Dear Dave: My company has tried to save money by getting rid of people, that not only performed well, but also made our customers quite happy to do business with us. Our customer service was once truly outstanding, but the cuts have made our service suffer to the point we are losing customers daily. Why can’t management understand that these cuts are only hurting business? -- P
Business evolves around people serving people. When there are less people serving customers, the quality of customer care will disintegrate faster than an ice cube on the sun. I think most companies track their lost customers. The part they may not be doing is finding out what they left in the first place — which can be determined simply by asking them.
A lack of customer care will cost companies valuable customers who would love to continue doing business with them, but now sense betrayal and neglect. There is not one of us who has not received lousy customer service in stores or on the phone because of a lack of qualified, trained service staff. A customer doesn’t feel very important if the line goes dead when being transferred.
What makes a company successful in the long term is its service, innovation, management and products. All of these success elements do not happen without good people. From a short-term perspective, layoffs make the company more viable, but from a long-term perspective, it can seriously damage the culture and the good people needed to run the business in the future.
In short, the shareholders are the ones who will suffer in the long run. The talent will leave. Sales and revenue will continue to drop. The customers will be left with a worthless product produced by highly stressed, nervous, unmotivated and over-worked employees. Finally, customers are not blind; they notice the drops in quality and service in an instant.
What layoffs mean
It seems that companies now routinely cut workers even when profits are rising. They want to be “lean and mean.” Some troubled industries seem to be in a perpetual downsizing mode. Ongoing research shows that firms incur big costs when they cut workers. Some of these costs are obvious, such as the direct costs of severance and outplacement, and some are emotional, such as the toll on morale and productivity as anxiety infects remaining workers. Not a pretty picture.

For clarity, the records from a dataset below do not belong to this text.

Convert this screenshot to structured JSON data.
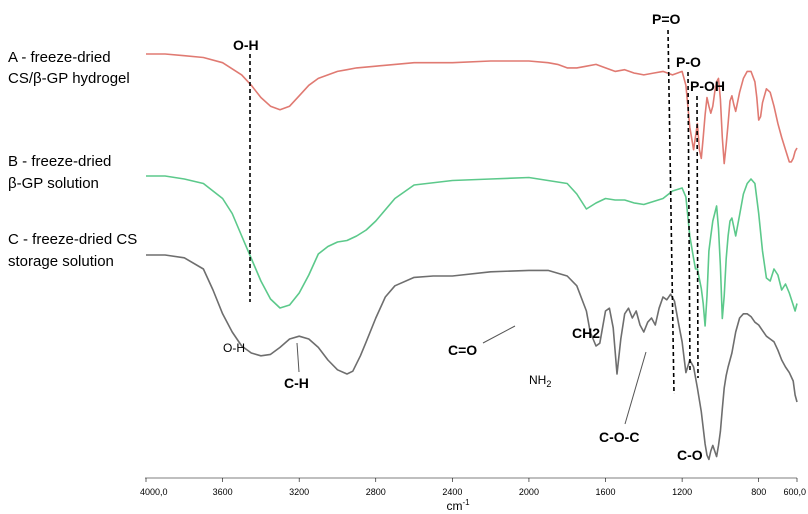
{
  "chart_data": {
    "type": "line",
    "xlabel": "cm-1",
    "xlabel_display": "cm",
    "xlabel_sup": "-1",
    "xlim": [
      4000,
      600
    ],
    "x_reversed": true,
    "yaxis_visible": false,
    "grid": false,
    "ticks": [
      "4000,0",
      "3600",
      "3200",
      "2800",
      "2400",
      "2000",
      "1600",
      "1200",
      "800",
      "600,0"
    ],
    "tick_values": [
      4000,
      3600,
      3200,
      2800,
      2400,
      2000,
      1600,
      1200,
      800,
      600
    ],
    "series": [
      {
        "name": "A - freeze-dried CS/β-GP hydrogel",
        "label_lines": [
          "A - freeze-dried",
          "CS/β-GP hydrogel"
        ],
        "color": "#e07a72",
        "x": [
          4000,
          3900,
          3800,
          3700,
          3600,
          3500,
          3450,
          3400,
          3350,
          3300,
          3250,
          3200,
          3150,
          3100,
          3050,
          3000,
          2950,
          2900,
          2800,
          2700,
          2600,
          2400,
          2200,
          2000,
          1900,
          1850,
          1800,
          1750,
          1700,
          1650,
          1600,
          1550,
          1500,
          1450,
          1400,
          1350,
          1300,
          1250,
          1200,
          1180,
          1160,
          1140,
          1120,
          1110,
          1100,
          1090,
          1080,
          1070,
          1060,
          1050,
          1040,
          1030,
          1020,
          1010,
          1000,
          990,
          980,
          970,
          960,
          950,
          940,
          930,
          920,
          900,
          880,
          860,
          840,
          820,
          810,
          800,
          790,
          780,
          760,
          740,
          720,
          700,
          680,
          660,
          640,
          630,
          620,
          610,
          600
        ],
        "y": [
          0.0,
          0.0,
          0.01,
          0.02,
          0.05,
          0.12,
          0.18,
          0.25,
          0.3,
          0.32,
          0.3,
          0.24,
          0.18,
          0.14,
          0.12,
          0.1,
          0.09,
          0.08,
          0.07,
          0.06,
          0.05,
          0.05,
          0.04,
          0.04,
          0.05,
          0.06,
          0.08,
          0.08,
          0.07,
          0.06,
          0.08,
          0.1,
          0.09,
          0.11,
          0.12,
          0.11,
          0.1,
          0.12,
          0.1,
          0.18,
          0.42,
          0.55,
          0.4,
          0.55,
          0.6,
          0.48,
          0.35,
          0.25,
          0.3,
          0.34,
          0.3,
          0.22,
          0.16,
          0.14,
          0.26,
          0.48,
          0.63,
          0.52,
          0.4,
          0.27,
          0.24,
          0.29,
          0.33,
          0.22,
          0.14,
          0.1,
          0.1,
          0.16,
          0.25,
          0.38,
          0.36,
          0.28,
          0.2,
          0.22,
          0.3,
          0.4,
          0.48,
          0.55,
          0.62,
          0.62,
          0.6,
          0.56,
          0.54
        ]
      },
      {
        "name": "B - freeze-dried β-GP solution",
        "label_lines": [
          "B - freeze-dried",
          "β-GP solution"
        ],
        "color": "#5cc98b",
        "x": [
          4000,
          3900,
          3800,
          3700,
          3600,
          3550,
          3500,
          3450,
          3400,
          3350,
          3300,
          3250,
          3200,
          3150,
          3100,
          3050,
          3000,
          2950,
          2900,
          2850,
          2800,
          2700,
          2600,
          2400,
          2200,
          2000,
          1800,
          1750,
          1700,
          1650,
          1600,
          1550,
          1500,
          1450,
          1400,
          1350,
          1300,
          1250,
          1200,
          1180,
          1160,
          1140,
          1130,
          1120,
          1100,
          1090,
          1080,
          1070,
          1060,
          1050,
          1040,
          1030,
          1020,
          1010,
          1000,
          990,
          980,
          970,
          960,
          950,
          940,
          920,
          900,
          880,
          860,
          840,
          820,
          800,
          780,
          760,
          740,
          720,
          700,
          680,
          660,
          640,
          620,
          610,
          600
        ],
        "y": [
          0.0,
          0.0,
          0.02,
          0.05,
          0.15,
          0.25,
          0.4,
          0.55,
          0.7,
          0.82,
          0.88,
          0.86,
          0.78,
          0.66,
          0.52,
          0.47,
          0.44,
          0.43,
          0.4,
          0.36,
          0.3,
          0.15,
          0.06,
          0.03,
          0.02,
          0.01,
          0.05,
          0.12,
          0.22,
          0.18,
          0.15,
          0.16,
          0.16,
          0.18,
          0.19,
          0.17,
          0.15,
          0.1,
          0.08,
          0.14,
          0.4,
          0.55,
          0.62,
          0.62,
          0.75,
          0.85,
          1.0,
          0.8,
          0.5,
          0.4,
          0.3,
          0.25,
          0.2,
          0.35,
          0.6,
          0.95,
          0.8,
          0.55,
          0.4,
          0.3,
          0.28,
          0.4,
          0.26,
          0.12,
          0.05,
          0.02,
          0.05,
          0.25,
          0.5,
          0.68,
          0.7,
          0.62,
          0.66,
          0.76,
          0.72,
          0.78,
          0.86,
          0.9,
          0.85
        ]
      },
      {
        "name": "C - freeze-dried CS storage solution",
        "label_lines": [
          "C - freeze-dried CS",
          "storage solution"
        ],
        "color": "#6e6e6e",
        "x": [
          4000,
          3900,
          3800,
          3700,
          3650,
          3600,
          3550,
          3500,
          3450,
          3400,
          3350,
          3300,
          3250,
          3200,
          3150,
          3100,
          3050,
          3000,
          2950,
          2920,
          2880,
          2850,
          2800,
          2750,
          2700,
          2600,
          2500,
          2400,
          2200,
          2000,
          1900,
          1800,
          1750,
          1700,
          1680,
          1650,
          1630,
          1600,
          1580,
          1560,
          1540,
          1520,
          1500,
          1480,
          1460,
          1440,
          1420,
          1400,
          1380,
          1360,
          1340,
          1320,
          1300,
          1280,
          1260,
          1240,
          1220,
          1200,
          1180,
          1160,
          1140,
          1120,
          1100,
          1080,
          1070,
          1060,
          1050,
          1040,
          1030,
          1020,
          1010,
          1000,
          990,
          980,
          970,
          960,
          940,
          920,
          900,
          880,
          860,
          840,
          820,
          800,
          780,
          760,
          740,
          720,
          700,
          680,
          660,
          640,
          620,
          610,
          600
        ],
        "y": [
          0.0,
          0.0,
          0.02,
          0.1,
          0.25,
          0.42,
          0.55,
          0.65,
          0.7,
          0.72,
          0.71,
          0.66,
          0.6,
          0.58,
          0.6,
          0.66,
          0.75,
          0.82,
          0.85,
          0.83,
          0.72,
          0.62,
          0.45,
          0.3,
          0.22,
          0.16,
          0.15,
          0.15,
          0.12,
          0.11,
          0.11,
          0.15,
          0.22,
          0.4,
          0.55,
          0.65,
          0.63,
          0.4,
          0.38,
          0.52,
          0.85,
          0.6,
          0.42,
          0.38,
          0.45,
          0.4,
          0.5,
          0.55,
          0.48,
          0.45,
          0.5,
          0.38,
          0.3,
          0.32,
          0.28,
          0.33,
          0.48,
          0.62,
          0.84,
          0.75,
          0.8,
          0.95,
          1.12,
          1.35,
          1.43,
          1.46,
          1.4,
          1.36,
          1.4,
          1.44,
          1.36,
          1.26,
          1.1,
          0.95,
          0.86,
          0.8,
          0.7,
          0.55,
          0.45,
          0.42,
          0.42,
          0.44,
          0.48,
          0.5,
          0.54,
          0.58,
          0.6,
          0.62,
          0.68,
          0.75,
          0.8,
          0.84,
          0.9,
          1.0,
          1.05
        ]
      }
    ],
    "annotations": {
      "top_oh": "O-H",
      "po_double": "P=O",
      "po": "P-O",
      "poh": "P-OH",
      "oh_bottom": "O-H",
      "ch": "C-H",
      "co_double": "C=O",
      "nh2": "NH2",
      "nh2_base": "NH",
      "nh2_sub": "2",
      "ch2": "CH2",
      "coc": "C-O-C",
      "co": "C-O"
    }
  }
}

There are other short-term costs to consider. For instance, it takes time to process people out. Managers have to go through the difficult process of breaking the news to employees, to reallocate work to remaining employees, and to train those survivors how to do the work they've absorbed – all of which eats managers' time and, therefore, costs money. And “survivor” employees have to figure how to do their job while fitting in all of the extra tasks.
Other indirect costs include lost knowledge, skills, productivity, contacts and customers, which are all hard to quantify, but are real factors in determining the short-term costs of laying people off. The ridiculous thing I've seen is that companies might make the balance sheet look good in the short term, but later need to hire people back. I think the conversation may be something like this. Manager: “Hey, we would like to hire you back.” Former employee: $%^^$#@!#!
A company may lay off employees it considered to be “low end producers,” but in doing so it creates a climate of personnel uncertainty — even chaos. That uncertainty causes others to leave. One manager I know tells me that the first people to leave due to uncertainty in the company are often the best people, because they can always get another job somewhere else.
In essence, the cost savings only last as long as the company doesn't need to rehire employees, and in most cases, that's not a long period of time. The employer will pay a premium price for attracting valuable replacements, including the cost of recruiting and screening candidates. And people talk to people and the news about the poor business dealings of a company are shared quite quickly.
So, does it really pay to get rid of good people? At first glance layoffs seem to be an easy fix to reducing costs, but it doesn’t appear to be a strategic initiative that pays off long run. I realize that there are many customers that may not care about the employment history of a company as longs as they can get a cheap price. However, I believe that good customers like to do business with smart, ethical companies that guarantee (fair) pricing and quality customer service.
You can determine if you want to throw the dice and remain with your company or take a look around to find a company that matches your values. I know what I would do.